Presque 10 ans après Les Nouveaux Sauvages, le réalisateur Damian Szifrón revient avec Misanthrope, un admirable polar qui contre-carre une structure galvaudée par sa fabrication exemplaire, une direction d’acteurs de haute volée et une verve acide envers l’Americana contemporain.
Mais où étais passé Damian Szifrón depuis son très bon Les Nouveaux Sauvages ? Après avoir été en pourparlers pour un film DC, le réalisateur chilien revient avec Misanthrope, polar co-écrit avec Jonathan Wakeham, et porté par Shailene Woodley (Big Little Lies), Ben Mendelsohn (Rogue One), Jovan Adepo (Babylon) et Ralph Ineson (Chernobyl). Écopant d’une sortie en catimini (et donc voué à un échec absolument pas mérité au box-office), Misanthrope se révèle être une des très grosses surprises de cette première moitié de 2023 !
Misanthrope débute le soir du Nouvel An, à Baltimore. La fête bat son plein, les feux d’artifice débutent et l’alcool coule à flot. Malheureusement les festivités vont être de courtes durées, alors qu’une personne s’écroule au sol. Puis une autre à quelques rues de là..puis plusieurs autres : un sniper se met à tuer plusieurs dizaines d’individus ! Arrivant sur les lieux, la jeune flic Eleanor (Shailene Woodley) est rejointe par Geoffrey Lamarck (Ben Mendelsohn), un haut agent fédéral.
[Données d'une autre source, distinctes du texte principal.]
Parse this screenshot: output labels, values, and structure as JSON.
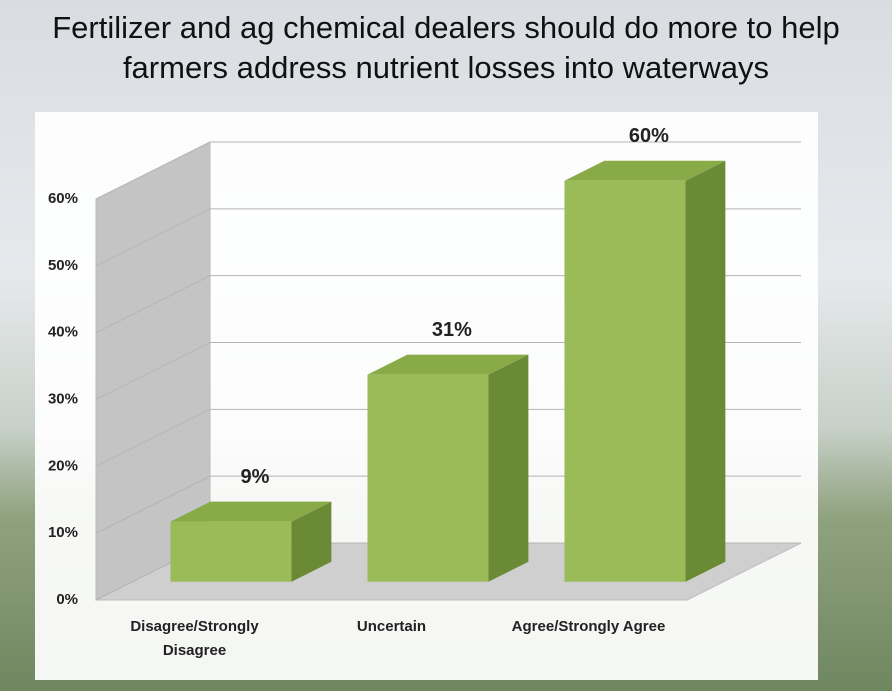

Séduit par le regard perspicace d’Eleanor, ce dernier monte une unité restreinte avec le jeune agent du FBI Mackenzie (Jovan Adepo) et quelques autres subordonnés pour traquer ce mystérieux tueur sans mobile apparent. S’ensuivra donc une enquête également contrariée par des implications politiques, des luttes de pouvoir au sein de la hiérarchie, mais aussi le caractère borderline d’une protagoniste sans aussi brisée que le tueur qu’elle recherche.
Polar de misanthrope
Misanthrope aurait pu être en apparence un simple film policier du samedi soir dans des mains moins expertes, jonglant entre doutes de la rookie de service, coups bas de la hiérarchie, et confrontation finale musclée avec le tueur. Et si le film ne déroge pas complètement à certains éléments narratifs inhérents au genre (dont un passage impliquant un mauvais suspect), Szifrón parvient à s’émanciper de ses influences (Le Silence des Agneaux et Seven) en s’accaparant le projet de l’intérieur pour y amener de la substance, des personnages extrêmement bien écrits et tout un discours sur les dérives du monde occidental.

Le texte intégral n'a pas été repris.